Ve olacak olan oldu. İkisi de acılar içinde kıvranıyorlardı. Hemen ölmediler. Uzun bir süre acı çekecek gibi duruyorlardı. Sanki onları yaşatan birbirlerine olan aşklarıydı. O kadar sımsıkı bağlanmışlardı ki ölmeleri yıllar sürecekti.

Geceler gündüzleri, aylar mevsimleri kovaladı. Yıllar birbiri ardına tespih taneleri gibi dizildi. Cinayetin bedeli karanlık bir esaretten başka bir şey değildi ve bu esaretin bedeli ne ise ödemeye hazırdım. Yıllar sürdü ölmeleri. Ve ben bir yandan genç olanını yaşlının içine gömerken öte yandan yaşlı olanını toprağa gömdüm.

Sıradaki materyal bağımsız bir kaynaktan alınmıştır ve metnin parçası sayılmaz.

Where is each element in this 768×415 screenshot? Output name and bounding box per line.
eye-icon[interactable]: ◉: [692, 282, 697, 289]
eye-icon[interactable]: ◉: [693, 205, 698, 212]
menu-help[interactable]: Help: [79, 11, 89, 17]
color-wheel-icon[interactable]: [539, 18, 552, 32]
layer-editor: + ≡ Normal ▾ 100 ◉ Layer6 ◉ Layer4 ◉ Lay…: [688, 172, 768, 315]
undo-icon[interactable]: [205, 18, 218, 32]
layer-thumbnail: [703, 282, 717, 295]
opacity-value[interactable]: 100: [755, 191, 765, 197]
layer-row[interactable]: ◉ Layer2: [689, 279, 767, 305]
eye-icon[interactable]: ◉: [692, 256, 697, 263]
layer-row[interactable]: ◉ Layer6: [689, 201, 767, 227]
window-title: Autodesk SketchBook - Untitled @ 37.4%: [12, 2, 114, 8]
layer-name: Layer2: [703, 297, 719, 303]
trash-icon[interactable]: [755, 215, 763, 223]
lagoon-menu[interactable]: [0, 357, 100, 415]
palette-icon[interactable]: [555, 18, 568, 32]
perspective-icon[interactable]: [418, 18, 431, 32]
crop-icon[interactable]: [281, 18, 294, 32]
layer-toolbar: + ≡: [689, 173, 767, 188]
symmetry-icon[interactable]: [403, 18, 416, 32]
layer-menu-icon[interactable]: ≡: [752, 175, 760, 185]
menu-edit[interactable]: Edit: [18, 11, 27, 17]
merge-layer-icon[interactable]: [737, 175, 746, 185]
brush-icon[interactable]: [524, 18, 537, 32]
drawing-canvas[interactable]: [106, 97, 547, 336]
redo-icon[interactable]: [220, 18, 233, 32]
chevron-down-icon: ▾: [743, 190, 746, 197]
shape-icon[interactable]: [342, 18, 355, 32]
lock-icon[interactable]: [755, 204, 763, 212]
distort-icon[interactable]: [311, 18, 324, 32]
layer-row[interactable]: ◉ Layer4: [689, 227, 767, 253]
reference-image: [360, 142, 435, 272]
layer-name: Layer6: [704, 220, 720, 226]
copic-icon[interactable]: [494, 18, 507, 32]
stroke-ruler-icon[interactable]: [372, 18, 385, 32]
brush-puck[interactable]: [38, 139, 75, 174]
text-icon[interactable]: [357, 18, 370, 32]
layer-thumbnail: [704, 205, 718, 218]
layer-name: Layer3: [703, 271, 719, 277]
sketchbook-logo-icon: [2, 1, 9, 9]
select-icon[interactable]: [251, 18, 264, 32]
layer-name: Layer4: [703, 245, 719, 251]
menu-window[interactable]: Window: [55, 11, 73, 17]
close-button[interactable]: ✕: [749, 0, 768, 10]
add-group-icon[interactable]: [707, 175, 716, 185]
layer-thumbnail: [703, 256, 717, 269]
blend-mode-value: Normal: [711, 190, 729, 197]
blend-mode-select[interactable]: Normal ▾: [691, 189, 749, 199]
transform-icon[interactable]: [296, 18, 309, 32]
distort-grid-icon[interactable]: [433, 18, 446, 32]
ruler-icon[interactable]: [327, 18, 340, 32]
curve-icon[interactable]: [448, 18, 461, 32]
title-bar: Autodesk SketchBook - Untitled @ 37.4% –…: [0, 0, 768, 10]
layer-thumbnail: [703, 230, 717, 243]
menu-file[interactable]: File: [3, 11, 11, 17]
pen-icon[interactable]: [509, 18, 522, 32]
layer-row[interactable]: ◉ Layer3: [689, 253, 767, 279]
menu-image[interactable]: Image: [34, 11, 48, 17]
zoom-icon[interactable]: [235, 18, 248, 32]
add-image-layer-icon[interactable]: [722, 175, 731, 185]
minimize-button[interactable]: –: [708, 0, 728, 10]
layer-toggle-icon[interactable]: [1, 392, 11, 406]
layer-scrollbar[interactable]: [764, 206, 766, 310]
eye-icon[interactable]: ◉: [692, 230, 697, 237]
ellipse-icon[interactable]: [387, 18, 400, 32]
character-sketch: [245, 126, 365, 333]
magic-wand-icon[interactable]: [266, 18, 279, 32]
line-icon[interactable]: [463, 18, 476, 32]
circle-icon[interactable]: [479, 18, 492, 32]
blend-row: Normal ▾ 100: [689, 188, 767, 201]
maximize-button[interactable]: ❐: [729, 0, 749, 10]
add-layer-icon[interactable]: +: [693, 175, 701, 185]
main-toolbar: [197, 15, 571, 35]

Aradan koskoca on yıl akıp gitti. Ömrümün üçte biri katil olarak geçti. Her katil cinayet mahalline bir gün mutlaka döner. Ve ben o sonbahar gecesi cinayet mahalline geri döndüm. Maktullerin yaşayıp yaşamadığını mı merak etmiştim bilmiyorum. 

Ve gözlerine baktığımda içimde on yıl önce yaşadığım tanıdık bir kıpırtı oldu. Gözlerimin içinin güldüğünü, damarlarımdaki kanın aktığını, yüzümün renklendiğini hissettim ve yaşlı olanı gördüm, o yaşıyordu.

Ve gözlerime baktığında içinde on yıl önce yaşadığı tanıdık bir kıpırtı oldu. Gözlerinin içinin güldüğünü, damarlarındaki kanın aktığını, yüzünün renklendiğini gördüm ve genç olanı hissettim, o yaşıyordu.

Bu iki maktul, aralarında bir yaş fark olan biri genç biri yaşlı iki kalp, hala yaşıyorlardı. Gözler kalbin aynasıydı ve bu iki kalp halen birbirlerinde yaşıyorlardı. Ve ben artık bu aşkın katili olmadığımı fark ettim.

Ama sevincim kısa sürdü. Aradan geçen zaman birbirine aşık bu iki kalbi hayatın farklı köşelerine fırlatmıştı ve ben yine bu aşkın katili olduğumu anladım. Üstelik bu kez işlediğim tek cinayetin sadece bu olmadığını, işin içinde başka maktullerin de olduğunu görüyordum.